I interviewed the Senator and vice presidential nominee @KamalaHarris for @ELLEmagazine. You can read the cover story below 😊 https://t.co/MwtfbvAzbG
— Ashley C. Ford (@iSmashFizzle) October 6, 2020
The interview lacked any policy plans or details on what she would do if her running mate, Democratic presidential nominee Joe Biden won the election. Instead, the piece focused a little on her upbringing, her political career as a former long-serving San Francisco district attorney, California attorney general, and now a U.S. Senator.
The magazine “Women in Politics” issue is also set to focus on the theme of “justice” with Elle’s Ashley Ford pressed Harris on what this word means to her.
“It’s about freedom, it’s about equality, it’s about dignity. When you achieve equality, and freedom, and fairness, it’s not because I grant it to you. It’s because you fought for it because it is your right. This is not about benevolence or charity; it is about every human being’s God-given right. What do we collectively do to fight for that? That’s what justice represents to me—it’s about empowerment of the people,” Harris said in response when asked what does “justice means to a prosecutor who wants to defend our civil rights.”

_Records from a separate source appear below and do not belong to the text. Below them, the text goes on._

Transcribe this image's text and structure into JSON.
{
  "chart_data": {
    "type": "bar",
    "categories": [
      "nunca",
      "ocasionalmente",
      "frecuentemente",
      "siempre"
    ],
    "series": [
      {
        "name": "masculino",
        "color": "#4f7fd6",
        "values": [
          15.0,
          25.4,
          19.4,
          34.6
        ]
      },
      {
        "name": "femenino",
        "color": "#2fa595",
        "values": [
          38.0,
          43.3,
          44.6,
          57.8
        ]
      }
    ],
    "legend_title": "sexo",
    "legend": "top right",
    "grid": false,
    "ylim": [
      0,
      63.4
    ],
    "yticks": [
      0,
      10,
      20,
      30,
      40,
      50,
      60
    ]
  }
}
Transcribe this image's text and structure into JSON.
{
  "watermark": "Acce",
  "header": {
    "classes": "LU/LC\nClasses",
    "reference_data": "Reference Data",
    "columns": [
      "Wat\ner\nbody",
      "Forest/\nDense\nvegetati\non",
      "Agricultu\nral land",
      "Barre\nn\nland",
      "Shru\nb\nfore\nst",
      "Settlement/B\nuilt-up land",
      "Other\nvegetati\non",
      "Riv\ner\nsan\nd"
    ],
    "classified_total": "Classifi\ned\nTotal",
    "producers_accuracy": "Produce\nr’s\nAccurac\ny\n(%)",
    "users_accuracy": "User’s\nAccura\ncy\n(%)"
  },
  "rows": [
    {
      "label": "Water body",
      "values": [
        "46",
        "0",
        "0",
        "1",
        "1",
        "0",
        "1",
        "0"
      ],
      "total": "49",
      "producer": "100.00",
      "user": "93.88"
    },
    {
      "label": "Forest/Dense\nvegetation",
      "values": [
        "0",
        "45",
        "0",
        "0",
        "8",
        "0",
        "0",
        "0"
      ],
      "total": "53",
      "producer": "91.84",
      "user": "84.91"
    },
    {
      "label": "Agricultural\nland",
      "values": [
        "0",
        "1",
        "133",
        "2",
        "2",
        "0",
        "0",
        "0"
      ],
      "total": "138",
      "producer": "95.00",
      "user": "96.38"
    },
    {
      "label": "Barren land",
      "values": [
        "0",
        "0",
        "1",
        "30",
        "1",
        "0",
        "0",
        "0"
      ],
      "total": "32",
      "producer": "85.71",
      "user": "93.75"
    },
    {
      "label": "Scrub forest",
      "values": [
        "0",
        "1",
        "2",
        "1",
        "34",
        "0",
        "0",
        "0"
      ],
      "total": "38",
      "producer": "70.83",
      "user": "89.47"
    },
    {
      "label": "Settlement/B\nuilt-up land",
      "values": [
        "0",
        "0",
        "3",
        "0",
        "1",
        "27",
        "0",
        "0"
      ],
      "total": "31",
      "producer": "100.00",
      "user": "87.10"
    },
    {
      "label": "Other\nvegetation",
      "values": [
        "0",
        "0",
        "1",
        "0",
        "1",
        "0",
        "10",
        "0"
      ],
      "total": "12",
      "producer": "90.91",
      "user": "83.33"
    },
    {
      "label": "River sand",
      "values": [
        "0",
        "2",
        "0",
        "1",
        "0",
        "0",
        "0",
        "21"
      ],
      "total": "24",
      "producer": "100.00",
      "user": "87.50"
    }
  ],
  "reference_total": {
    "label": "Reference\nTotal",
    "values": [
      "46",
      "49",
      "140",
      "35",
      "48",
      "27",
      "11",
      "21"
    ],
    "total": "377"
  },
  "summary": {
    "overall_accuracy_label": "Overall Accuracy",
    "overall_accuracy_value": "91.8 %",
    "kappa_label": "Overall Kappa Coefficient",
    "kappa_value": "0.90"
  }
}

“[Justice] is not about benevolence or charity; it is about every human being’s God-given right,” Harris added.
Harris said the multiple conversations she had on police brutality and killings that formulated into nationwide protests and riots since the beginning of Summer has swayed her to fight and push for reforms in police conducts and criminal justice. She vowed to stand with and support “the brilliance of the Black Lives Matter movement.”
“What I hope and pray is that we can get to a point where, through what are undoubtedly difficult conversations, we confront the real history of America,” Harris said. “Doing it in a way that is motivated by love, but also is fully honest.”

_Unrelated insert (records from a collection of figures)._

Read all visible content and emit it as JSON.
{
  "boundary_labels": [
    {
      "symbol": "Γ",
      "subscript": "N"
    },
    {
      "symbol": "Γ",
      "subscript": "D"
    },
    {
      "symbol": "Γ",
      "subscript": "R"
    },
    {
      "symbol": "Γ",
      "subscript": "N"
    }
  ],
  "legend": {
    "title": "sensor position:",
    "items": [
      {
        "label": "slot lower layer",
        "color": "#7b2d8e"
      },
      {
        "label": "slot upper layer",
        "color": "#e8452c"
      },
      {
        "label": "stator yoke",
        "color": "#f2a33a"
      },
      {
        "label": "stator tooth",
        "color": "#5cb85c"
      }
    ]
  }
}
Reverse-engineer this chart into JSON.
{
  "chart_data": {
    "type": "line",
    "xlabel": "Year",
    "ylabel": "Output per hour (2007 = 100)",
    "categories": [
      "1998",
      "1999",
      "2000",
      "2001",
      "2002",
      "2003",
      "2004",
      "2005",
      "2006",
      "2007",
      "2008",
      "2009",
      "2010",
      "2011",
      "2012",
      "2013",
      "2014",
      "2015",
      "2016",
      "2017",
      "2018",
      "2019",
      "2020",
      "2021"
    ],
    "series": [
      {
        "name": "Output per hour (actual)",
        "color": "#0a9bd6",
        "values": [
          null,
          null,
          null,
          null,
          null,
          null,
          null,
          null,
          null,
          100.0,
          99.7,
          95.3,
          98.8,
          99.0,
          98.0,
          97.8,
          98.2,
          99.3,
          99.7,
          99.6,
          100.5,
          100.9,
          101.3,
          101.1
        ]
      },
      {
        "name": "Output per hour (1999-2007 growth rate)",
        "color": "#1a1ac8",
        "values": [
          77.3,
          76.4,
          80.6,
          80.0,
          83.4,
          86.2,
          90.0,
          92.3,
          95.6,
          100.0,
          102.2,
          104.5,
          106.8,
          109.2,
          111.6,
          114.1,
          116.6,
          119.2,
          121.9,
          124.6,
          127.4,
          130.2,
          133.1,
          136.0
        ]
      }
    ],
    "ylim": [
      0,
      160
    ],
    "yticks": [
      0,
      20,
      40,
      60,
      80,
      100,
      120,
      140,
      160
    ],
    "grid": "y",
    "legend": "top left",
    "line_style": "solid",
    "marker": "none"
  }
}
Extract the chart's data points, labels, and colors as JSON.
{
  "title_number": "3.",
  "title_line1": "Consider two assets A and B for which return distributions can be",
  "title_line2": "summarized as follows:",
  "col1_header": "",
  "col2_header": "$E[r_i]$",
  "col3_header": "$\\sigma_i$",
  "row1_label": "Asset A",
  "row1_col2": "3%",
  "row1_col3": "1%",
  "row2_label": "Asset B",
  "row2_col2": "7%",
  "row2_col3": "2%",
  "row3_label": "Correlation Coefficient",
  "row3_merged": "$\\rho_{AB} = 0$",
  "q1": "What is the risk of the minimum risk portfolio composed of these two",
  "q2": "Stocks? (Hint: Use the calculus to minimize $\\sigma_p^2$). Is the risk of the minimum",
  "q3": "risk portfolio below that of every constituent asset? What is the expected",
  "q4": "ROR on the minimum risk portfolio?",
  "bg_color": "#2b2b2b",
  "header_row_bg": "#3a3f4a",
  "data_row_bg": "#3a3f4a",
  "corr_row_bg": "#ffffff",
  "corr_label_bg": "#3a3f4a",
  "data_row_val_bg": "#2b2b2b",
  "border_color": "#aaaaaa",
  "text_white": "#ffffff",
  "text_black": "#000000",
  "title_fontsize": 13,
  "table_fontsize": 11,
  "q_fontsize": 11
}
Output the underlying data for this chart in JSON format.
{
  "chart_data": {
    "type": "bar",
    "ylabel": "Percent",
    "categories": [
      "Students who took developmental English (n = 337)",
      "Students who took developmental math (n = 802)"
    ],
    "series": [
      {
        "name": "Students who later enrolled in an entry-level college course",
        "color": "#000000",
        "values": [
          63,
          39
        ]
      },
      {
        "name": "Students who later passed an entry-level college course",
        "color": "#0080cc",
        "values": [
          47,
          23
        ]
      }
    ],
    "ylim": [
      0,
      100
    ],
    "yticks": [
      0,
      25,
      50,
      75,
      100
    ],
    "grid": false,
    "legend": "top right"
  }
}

The California senator believes if more white people understood how racism also hurts them, they would fight harder against racist systems and action and questions how white people “can’t seem to fathom how discrimination also disrupts their lives, especially those who struggle socioeconomically.”

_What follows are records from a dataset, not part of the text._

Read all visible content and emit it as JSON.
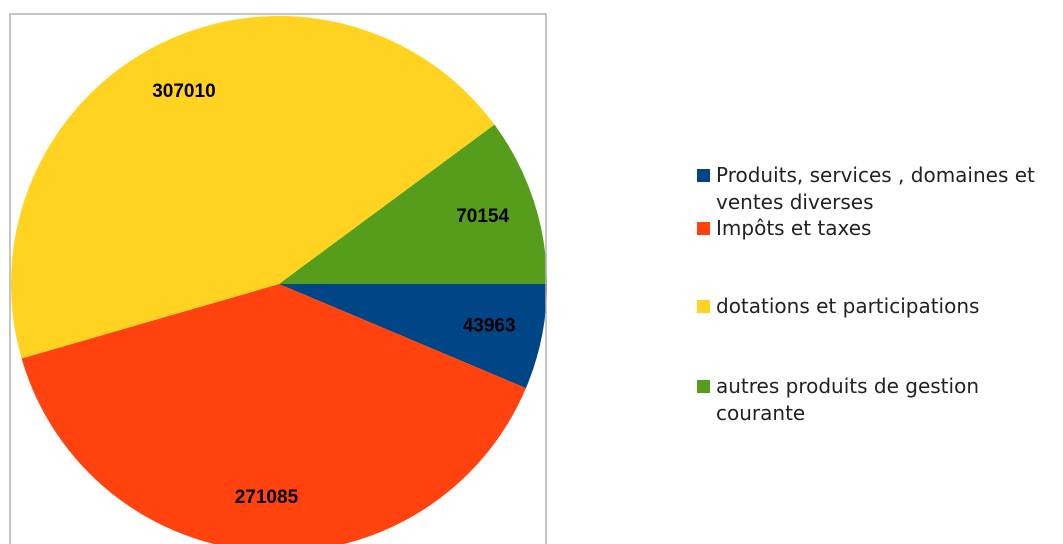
{
  "chart_data": {
    "type": "pie",
    "categories": [
      "Produits, services , domaines et ventes diverses",
      "Impôts et taxes",
      "dotations et participations",
      "autres produits de gestion courante"
    ],
    "values": [
      43963,
      271085,
      307010,
      70154
    ],
    "colors": [
      "#004586",
      "#ff420e",
      "#ffd320",
      "#579d1c"
    ],
    "legend": "right"
  }
}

“What did that whole characterization of poor Black women and calling them welfare queens do to public programs that were about feeding hungry children—all hungry children—regardless of their race?” Harris said. “I push back on this. There was a time when I would have agreed with her, but now? I’m skeptical. I’ve seen people at anti-mask protests, fighting for their right to die via COVID-19. I don’t know if those people care about suffering from the by-products of racism.”
“Optimism is the fuel driving every fight I’ve been in,” she added.
On her prosecutor record that has drawn heavy criticism amongst the liberal wing of the Democratic Party, Harris said she is “not ashamed,” adding that she has “evolved her perspectives.”
“What I hope and pray is that we can get to a point where, through what are undoubtedly difficult conversations, we confront the real history of America,” Harris said. “Doing it in a way that is motivated by love, but also is fully honest.”
She briefly mentions President Trump by recalling the night he won four years ago, but refrained from attacking her running mate rival. It was also the same year that Harris became the second Black woman in history elected to the U.S. Senate, telling the story of Election night 2016.
“My godson, Alexander, who was seven years old at the time, came up to me, crying, and said, ‘Auntie Kamala, they’re not going to let that man win, are they?’ And you know the babies in your life,” she said. “I held him. I mean, it still brings me pain to remember how he felt, and what it made me feel, which is that I needed to protect this child. I had one way, in my mind, I thought the evening would go. And then there was the way it turned out. And so by the time I took the stage, I had ripped up my notes, and all I had was Alexander in my heart. And I took the podium and I said, ‘I intend to fight. I intend to fight.'”
Harris making the cover before First Lady Melania Trump was unveiled a day before she takes the debate stage in the only face off against Vice President Mike Pence.
Editor Note -- Melania impeccable fashion style will never land her the cover nor decent coverage from any of these fashion magazines, but fear not -- Political Fashion will do their job and continue to cover the First Lady fashion and Be Best initiative.